Santos Ramos
February 17th, 2013, 10:44 PM
Hello,
I was contacted to shoot and edit 12 5minutes videos.
The videos are about gardening.
I will shoot 3 videos per day ( 12 hour day ) for 4 days.
I was thinking this could cost $15000
Each video can take me about 6 to 8 hours of edits ( 15 days of editing plus 3 of reedits )
I usually takes me an hour to edit a 1:30 news pice. But 5 minute videos are really long.
Thanks for the help.
Mike Watson
February 18th, 2013, 03:32 AM
Using your math, that's $833/day. Depending on what kind/how much gear you have and what quality of work you're putting out, you're not out of the ballpark.
To further crunch your numbers, 6-8 hours of editing per video over 12 videos would be 84 hours, or 10.5 days of editing - which to me sounds much more reasonable than 15 days. Also drops your overall cost to $11,250, based on your $833/day rate.
Ken Diewert
February 18th, 2013, 03:04 PM
Charging $1,000 per video sounds reasonable. Especially if you are shooting/editing several - so there will be some economies of scale - like using the same intro and outro. It also depends on how busy you are. Do you want the work or do you need the work. I would imagine that if you are quoting on this then someone else is also quoting on it. Good luck!
Santos Ramos
February 18th, 2013, 04:31 PM
Thanks for the help!
The price I had was = $1250 per video.
All the videos intros and autros are different and I may be traveling to multiple locations.
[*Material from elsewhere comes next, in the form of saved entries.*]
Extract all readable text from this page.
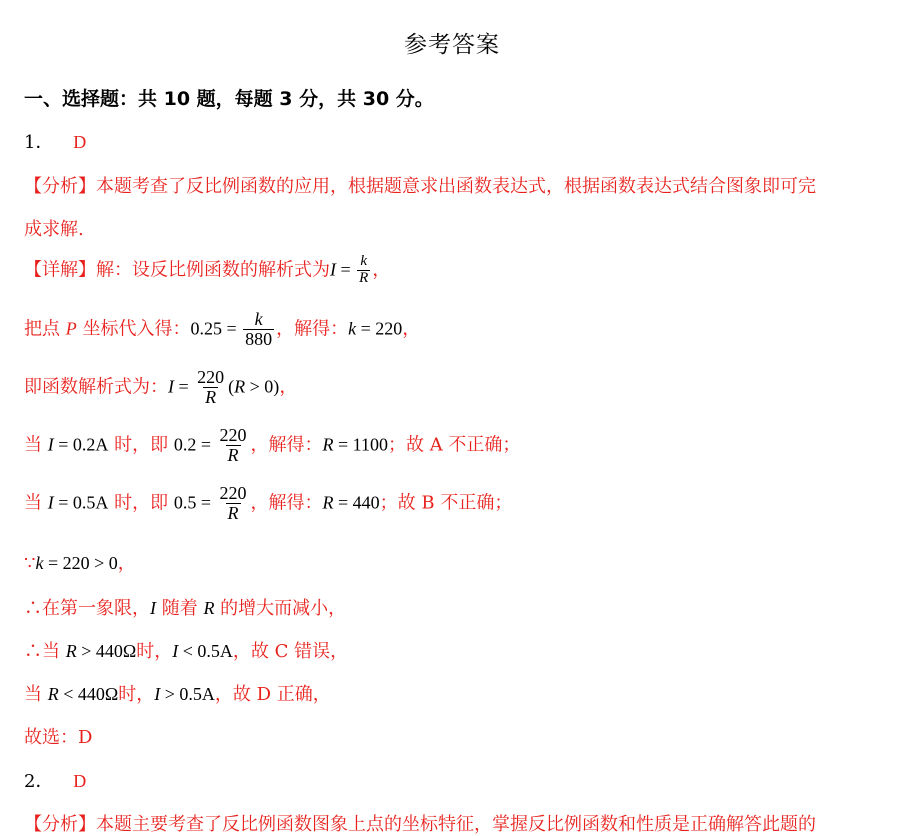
参考答案
一、选择题：共 10 题，每题 3 分，共 30 分。
1． D
【分析】本题考查了反比例函数的应用，根据题意求出函数表达式，根据函数表达式结合图象即可完
成求解.
【详解】解：设反比例函数的解析式为$I = \frac{k}{R}$ ，
把点 P 坐标代入得：$0.25 = \frac{k}{880}$ ，解得：k = 220，
即函数解析式为：$I = \frac{220}{R} (R > 0)$，
当 I = 0.2A 时，即 $0.2 = \frac{220}{R}$ ，解得：R = 1100；故 A 不正确；
当 I = 0.5A 时，即 $0.5 = \frac{220}{R}$ ，解得：R = 440；故 B 不正确；
∵k = 220 > 0，
∴在第一象限，I 随着 R 的增大而减小，
∴当 R > 440Ω时，I < 0.5A，故 C 错误，
当 R < 440Ω时，I > 0.5A，故 D 正确，
故选：D
2． D
【分析】本题主要考查了反比例函数图象上点的坐标特征，掌握反比例函数和性质是正确解答此题的
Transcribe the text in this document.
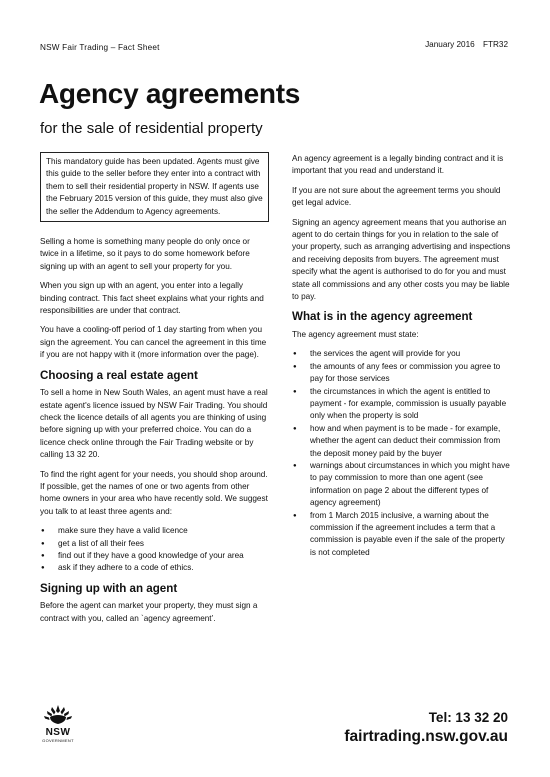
NSW Fair Trading – Fact Sheet	January 2016 FTR32
Agency agreements
for the sale of residential property

This mandatory guide has been updated. Agents must give this guide to the seller before they enter into a contract with them to sell their residential property in NSW. If agents use the February 2015 version of this guide, they must also give the seller the Addendum to Agency agreements.

Selling a home is something many people do only once or twice in a lifetime, so it pays to do some homework before signing up with an agent to sell your property for you.

When you sign up with an agent, you enter into a legally binding contract. This fact sheet explains what your rights and responsibilities are under that contract.

You have a cooling-off period of 1 day starting from when you sign the agreement. You can cancel the agreement in this time if you are not happy with it (more information over the page).

Choosing a real estate agent

To sell a home in New South Wales, an agent must have a real estate agent's licence issued by NSW Fair Trading. You should check the licence details of all agents you are thinking of using before signing up with your preferred choice. You can do a licence check online through the Fair Trading website or by calling 13 32 20.

To find the right agent for your needs, you should shop around. If possible, get the names of one or two agents from other home owners in your area who have recently sold. We suggest you talk to at least three agents and:

● make sure they have a valid licence
● get a list of all their fees
● find out if they have a good knowledge of your area
● ask if they adhere to a code of ethics.
Signing up with an agent

Before the agent can market your property, they must sign a contract with you, called an `agency agreement’.

An agency agreement is a legally binding contract and it is important that you read and understand it.

If you are not sure about the agreement terms you should get legal advice.

Signing an agency agreement means that you authorise an agent to do certain things for you in relation to the sale of your property, such as arranging advertising and inspections and receiving deposits from buyers. The agreement must specify what the agent is authorised to do for you and must state all commissions and any other costs you may be liable to pay.

What is in the agency agreement

The agency agreement must state:

● the services the agent will provide for you
● the amounts of any fees or commission you agree to pay for those services
● the circumstances in which the agent is entitled to payment - for example, commission is usually payable only when the property is sold
● how and when payment is to be made - for example, whether the agent can deduct their commission from the deposit money paid by the buyer
● warnings about circumstances in which you might have to pay commission to more than one agent (see information on page 2 about the different types of agency agreement)
● from 1 March 2015 inclusive, a warning about the commission if the agreement includes a term that a commission is payable even if the sale of the property is not completed
NSW
GOVERNMENT
Tel: 13 32 20
fairtrading.nsw.gov.au
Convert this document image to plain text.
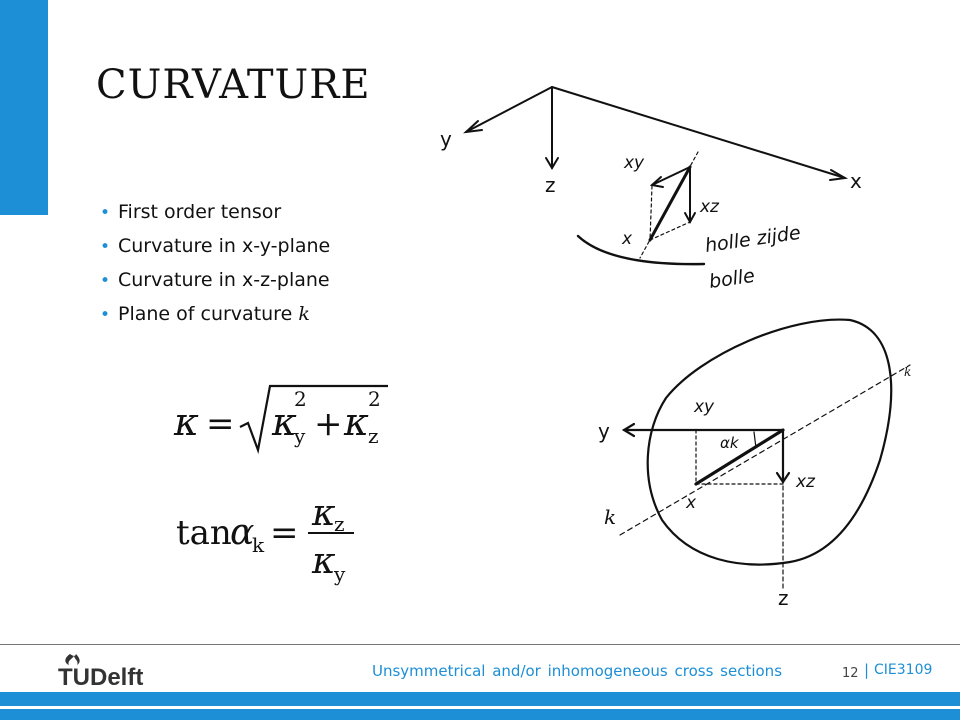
CURVATURE
• First order tensor
• Curvature in x-y-plane
• Curvature in x-z-plane
• Plane of curvature k
κ = κ
2
y + κ
2
z
tan
α
k = κ
z
κ
y
y
z	x
xy
xz
x	holle zijde
bolle
y
z
xy
xz
x
αk
k
k
TUDelft	Unsymmetrical and/or inhomogeneous cross sections	12 | CIE3109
So, 12K would be a fair price to shoot and edit 12 5 minute videos?
They first offered me $300 per video!
Don Bloom
February 18th, 2013, 05:34 PM
At $300 per video they have no idea what it really takes so the first thing I would ask them is HOW they came to that number.
Then you're going to have to educate them as to why your price of 1250 each is fair and what it includes. In other words you need to explain to them wh yyou are charging what you are charging.
Tim Polster
February 19th, 2013, 09:37 AM
Santos, you have fair prices assuming for good work. It seems this scenario is being played over and over these days:
We have this huge project. Here is my quote. We can only pay this much... Project dies on the vine.
The commodity aspect of video is creeping in and this gap of what we charge and what is expected is widening. So try to stick to your pricing because it is tough when the "client" want to pay Craigslist prices.
Jeff Pulera
February 19th, 2013, 11:57 AM
I think it's hard for strangers on the internet to tell you what the job is worth without us having ALL the details. For all I know, each five minute video can be shot in one continuous take and slap on a few titles and be done. Is this all scripted out? Lots of graphics/animations?
A lot depends on the talent. I've worked with business owners that are just naturals - slap a wireless mic on them, roll tape and they just nail the content with no pauses, stutters, anything, just perfect in one take demonstrating whatever it is that they do. The last one was a hunting dog trainer - the guy was absolutely amazing. A one-take wonder! No way to charge him $10-15k for the several short videos - there was barely any editing at all, unless you count fade to/from black at the ends!
We just know so little. Are you using broadcast equipment - cameras, lighting, sound? Extra crew? Or is it you with a prosumer camera and a lapel mic? What is the basis for figuring 12 hours to shoot 15 minutes of content? You did say 3 vids per day at 12 hours.
We'd all love to get that $15k contract, and they are out there, but one needs to be realistic as well and not price yourself out of a job. You didn't say if these videos are for the web, DVD, or broadcast on the Better Homes and Gardens channel. So many variables that are unknown.
If your client is just someone that has ideas of marketing their DVDs on eBay, I doubt they will spend that kind of money. But we just don't know though. If I had all the info on the project, I might say go for it.